Евсеев замялся, не зная, что сказать. Мефодий опередил его:
– Крепкий мужик, наш Петр Иванович… Три метины на себе носит, думали - не выживет с последней-то… Войско наше
Мефодий опять замолчал. Евсеев курил, откинувшись стене избы. Слушая старика, он ловил себя на мысли, что сиди он ещё вот так много времени и это никогда бы не наскучило ему. От всего, что его окружало, исходило неторопливое спокойствие. Он как бы чувствовал значимость этих мгновений, которые сейчас, около него замедлили свой бег, показывая одну из граней своих бесконечных сторон. Еще ему казалось, что знает этого старика очень давно, но только по странному стечению обстоятельств никогда раньше не встречал…

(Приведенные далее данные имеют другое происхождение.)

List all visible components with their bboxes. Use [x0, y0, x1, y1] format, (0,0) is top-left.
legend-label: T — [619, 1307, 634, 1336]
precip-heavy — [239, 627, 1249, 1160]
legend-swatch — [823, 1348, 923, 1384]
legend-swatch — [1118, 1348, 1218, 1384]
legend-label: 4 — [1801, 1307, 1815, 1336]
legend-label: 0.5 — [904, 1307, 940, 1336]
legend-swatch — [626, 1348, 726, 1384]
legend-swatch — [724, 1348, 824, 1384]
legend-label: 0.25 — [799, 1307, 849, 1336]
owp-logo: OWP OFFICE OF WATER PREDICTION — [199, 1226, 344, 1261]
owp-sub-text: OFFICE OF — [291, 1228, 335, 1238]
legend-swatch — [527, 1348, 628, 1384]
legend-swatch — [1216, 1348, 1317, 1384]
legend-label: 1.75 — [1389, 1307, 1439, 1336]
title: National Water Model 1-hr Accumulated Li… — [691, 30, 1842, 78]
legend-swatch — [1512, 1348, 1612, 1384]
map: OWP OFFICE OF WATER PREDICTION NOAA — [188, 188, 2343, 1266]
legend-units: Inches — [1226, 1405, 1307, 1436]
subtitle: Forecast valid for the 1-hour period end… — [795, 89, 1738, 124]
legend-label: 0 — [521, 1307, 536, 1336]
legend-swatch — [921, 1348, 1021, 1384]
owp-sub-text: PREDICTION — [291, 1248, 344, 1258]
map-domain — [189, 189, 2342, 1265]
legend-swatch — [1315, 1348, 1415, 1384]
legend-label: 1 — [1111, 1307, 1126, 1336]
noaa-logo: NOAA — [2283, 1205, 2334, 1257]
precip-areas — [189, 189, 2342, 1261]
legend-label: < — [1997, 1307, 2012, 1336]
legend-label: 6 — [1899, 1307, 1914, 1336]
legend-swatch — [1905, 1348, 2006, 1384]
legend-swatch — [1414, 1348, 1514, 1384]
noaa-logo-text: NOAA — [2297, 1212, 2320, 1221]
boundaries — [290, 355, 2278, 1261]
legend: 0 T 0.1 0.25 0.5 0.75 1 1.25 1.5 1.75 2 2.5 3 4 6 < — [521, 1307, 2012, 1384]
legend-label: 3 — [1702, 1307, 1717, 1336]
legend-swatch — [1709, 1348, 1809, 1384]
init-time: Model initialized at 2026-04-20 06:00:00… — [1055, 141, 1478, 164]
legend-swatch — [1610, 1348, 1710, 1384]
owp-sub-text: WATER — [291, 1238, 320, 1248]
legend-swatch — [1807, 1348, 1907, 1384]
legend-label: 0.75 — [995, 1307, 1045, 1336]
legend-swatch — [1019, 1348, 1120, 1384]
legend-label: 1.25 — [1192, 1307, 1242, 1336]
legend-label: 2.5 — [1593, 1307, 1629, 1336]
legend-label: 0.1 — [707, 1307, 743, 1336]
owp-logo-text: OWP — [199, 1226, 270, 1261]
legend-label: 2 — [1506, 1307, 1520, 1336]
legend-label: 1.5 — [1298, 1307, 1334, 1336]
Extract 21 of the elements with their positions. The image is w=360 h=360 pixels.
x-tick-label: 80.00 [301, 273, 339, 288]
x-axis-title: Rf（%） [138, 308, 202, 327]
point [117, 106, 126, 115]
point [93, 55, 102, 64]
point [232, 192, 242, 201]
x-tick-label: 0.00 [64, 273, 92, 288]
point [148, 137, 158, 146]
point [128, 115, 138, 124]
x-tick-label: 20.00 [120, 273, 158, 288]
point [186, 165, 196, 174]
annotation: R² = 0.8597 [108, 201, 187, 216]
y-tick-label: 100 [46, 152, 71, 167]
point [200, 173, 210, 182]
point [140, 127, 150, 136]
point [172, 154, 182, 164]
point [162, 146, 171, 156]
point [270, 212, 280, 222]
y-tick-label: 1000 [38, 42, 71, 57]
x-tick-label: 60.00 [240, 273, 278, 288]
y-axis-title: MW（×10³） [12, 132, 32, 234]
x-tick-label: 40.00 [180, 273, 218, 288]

– Хорошо-то как! Солнышко, словно мед для моих старых костей… Вот ты смотришь на меня и верно думаешь, – похоронил Мефодий себя заживо в погребе, – так ведь, мил-друг сердешный?
Евсеев, невольно улыбаясь, ответил:
– Я, Мефодий Кириллович, так не думаю. Это понятно, но все-таки для вашего здоровья здесь жить вредно. Ведь утром я застал вас совсем больным…
– Так-то оно так, – перебил его Мефодий. – Но нет мне нигде покою, окромя здешнего места. Я умирать скоро буду, обессилел, жисть невмоготу стала… Только вот удивительно, - когда я тут, - Игнатка с Севкой, да Настасья моя рядом. Покойно мне и хорошо…
Мефодий произнес последние слова, будто выдохнул. В уголках его глаз собрались морщинки. Должно быть, он улыбался про себя тем, кто ушел так давно.
– Мефодий Кириллович, – напомнил Евсеев. – Вы обещали рассказать о себе, о сыновьях. Если можно, продолжим?
– Эк ты нетерпеливый какой! Балабонь тебе, да балабонь, словно девки на посиделках, – неторопливо отозвался дед. – Ну да что с тобой поделать, коли эво твоя такая работа. Тольки… что рассказывать-то?..
– А вы рассказывайте все. Все, что вспомните.
– Э, мил-друг сердешный, ежели всё воспоминать-от, долгий рассказ выйдет, – усмехнулся Мефодий.
Евсеев решил спросить его о чём-нибудь конкретном. Так разговор быстрее сдвинется с той мёртвой точки, на которой сейчас он застрял. Евсеев понимал Мефодия, которому нелегко было говорить о сокровенном с человеком, которого видит впервые.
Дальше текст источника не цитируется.